Xavier Pelegrí

Personal information
- Full name: Xavier Pelegrí Durán
- Date of birth: 1 June 1981 (age 43)
- Place of birth: Barcelona, Spain
- Height: 1.85 m (6 ft 1 in)
- Position(s): Centre back

Youth career
- Barcelona
- Espanyol
- Damm
- Valladolid

Senior career*
- Years: Team / Apps / (Gls)
- 2000–2001: Valladolid B
- 2001–2002: Cornellà
- 2002–2003: Cacereño / 22 / (0)
- 2003–2006: Lleida / 70 / (1)
- 2006–2007: Orihuela / 29 / (0)
- 2007–2009: Águilas / 25 / (2)
- 2009–2010: Sabadell / 39 / (1)
- 2010–2011: Sant Andreu / 24 / (0)
- 2011–2013: Badalona / 60 / (7)
- 2013–2015: Cornellà / 46 / (4)

= Xavier Pelegrí =

Spanish footballer

Xavier Pelegrí Durán (born 1 June 1981) is a Spanish retired footballer who played as a central defender.

==Club career==
Born in Barcelona, Catalonia, Pelegrí made his senior debut with Real Valladolid's reserves in Tercera División. He first arrived in Segunda División B in the summer of 2002, joining CP Cacereño after a short stint at UE Cornellà.

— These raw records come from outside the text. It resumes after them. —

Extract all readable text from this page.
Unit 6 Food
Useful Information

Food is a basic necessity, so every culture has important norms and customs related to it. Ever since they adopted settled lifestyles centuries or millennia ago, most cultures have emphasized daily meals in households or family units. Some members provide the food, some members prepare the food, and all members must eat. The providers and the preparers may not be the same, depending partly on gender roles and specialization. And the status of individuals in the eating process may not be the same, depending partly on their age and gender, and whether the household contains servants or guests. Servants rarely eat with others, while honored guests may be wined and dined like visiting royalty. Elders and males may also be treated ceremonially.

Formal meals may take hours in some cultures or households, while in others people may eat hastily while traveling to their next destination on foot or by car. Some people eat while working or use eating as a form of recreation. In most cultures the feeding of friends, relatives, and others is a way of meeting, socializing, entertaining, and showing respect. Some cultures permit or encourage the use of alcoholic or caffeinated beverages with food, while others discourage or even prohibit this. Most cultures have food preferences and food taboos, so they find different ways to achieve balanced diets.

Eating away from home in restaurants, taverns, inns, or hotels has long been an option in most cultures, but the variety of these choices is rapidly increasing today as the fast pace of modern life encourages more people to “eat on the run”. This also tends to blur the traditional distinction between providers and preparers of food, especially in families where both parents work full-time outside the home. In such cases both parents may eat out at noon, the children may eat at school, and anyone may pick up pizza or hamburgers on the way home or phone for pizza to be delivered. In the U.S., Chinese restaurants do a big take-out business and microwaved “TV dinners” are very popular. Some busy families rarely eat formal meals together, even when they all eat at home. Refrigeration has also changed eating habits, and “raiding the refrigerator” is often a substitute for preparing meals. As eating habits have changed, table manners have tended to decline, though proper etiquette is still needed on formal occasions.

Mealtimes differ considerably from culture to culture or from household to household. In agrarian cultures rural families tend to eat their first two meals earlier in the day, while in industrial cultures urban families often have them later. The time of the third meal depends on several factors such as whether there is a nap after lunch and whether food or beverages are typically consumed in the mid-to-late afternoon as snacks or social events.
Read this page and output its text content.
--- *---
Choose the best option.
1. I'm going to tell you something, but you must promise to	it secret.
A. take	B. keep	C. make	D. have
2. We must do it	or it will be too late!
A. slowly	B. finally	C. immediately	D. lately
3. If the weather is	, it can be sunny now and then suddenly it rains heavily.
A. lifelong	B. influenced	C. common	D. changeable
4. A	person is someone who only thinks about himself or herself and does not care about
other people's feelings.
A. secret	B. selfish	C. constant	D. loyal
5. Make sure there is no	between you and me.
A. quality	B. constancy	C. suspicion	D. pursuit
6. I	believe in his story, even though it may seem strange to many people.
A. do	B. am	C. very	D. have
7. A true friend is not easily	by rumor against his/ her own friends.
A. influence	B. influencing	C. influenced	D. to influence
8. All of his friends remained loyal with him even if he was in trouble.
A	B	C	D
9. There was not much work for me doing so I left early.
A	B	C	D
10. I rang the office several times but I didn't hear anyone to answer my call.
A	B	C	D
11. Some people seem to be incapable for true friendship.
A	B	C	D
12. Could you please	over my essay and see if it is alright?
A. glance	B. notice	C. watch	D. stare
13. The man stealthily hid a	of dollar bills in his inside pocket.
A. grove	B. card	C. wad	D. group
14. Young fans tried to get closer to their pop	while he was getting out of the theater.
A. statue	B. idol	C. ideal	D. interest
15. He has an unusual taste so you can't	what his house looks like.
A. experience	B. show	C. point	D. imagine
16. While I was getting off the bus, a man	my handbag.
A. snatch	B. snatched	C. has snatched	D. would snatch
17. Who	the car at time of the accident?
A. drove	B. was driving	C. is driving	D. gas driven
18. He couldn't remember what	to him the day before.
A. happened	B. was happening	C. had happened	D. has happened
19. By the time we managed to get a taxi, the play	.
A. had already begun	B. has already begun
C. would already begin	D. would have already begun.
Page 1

In July 2003, Pelegrí moved to UE Lleida also in the third level. He appeared in 27 games in his first season, helping his team promote to Segunda División after a three-year absence.

Pelegrí played his first match as a professional on 5 September 2004, coming on as a late substitute in a 2–0 away win against Cádiz CF. He contributed with 20 appearances in the 2005–06 campaign, which finished in relegation.

Pelegrí subsequently resumed his career in the third and fourth levels, representing Orihuela CF, Águilas CF, CE Sabadell FC, UE Sant Andreu, CF Badalona and Cornellà. He achieved promotion to division three with the latter club in 2014, featuring in 23 matches and scoring twice.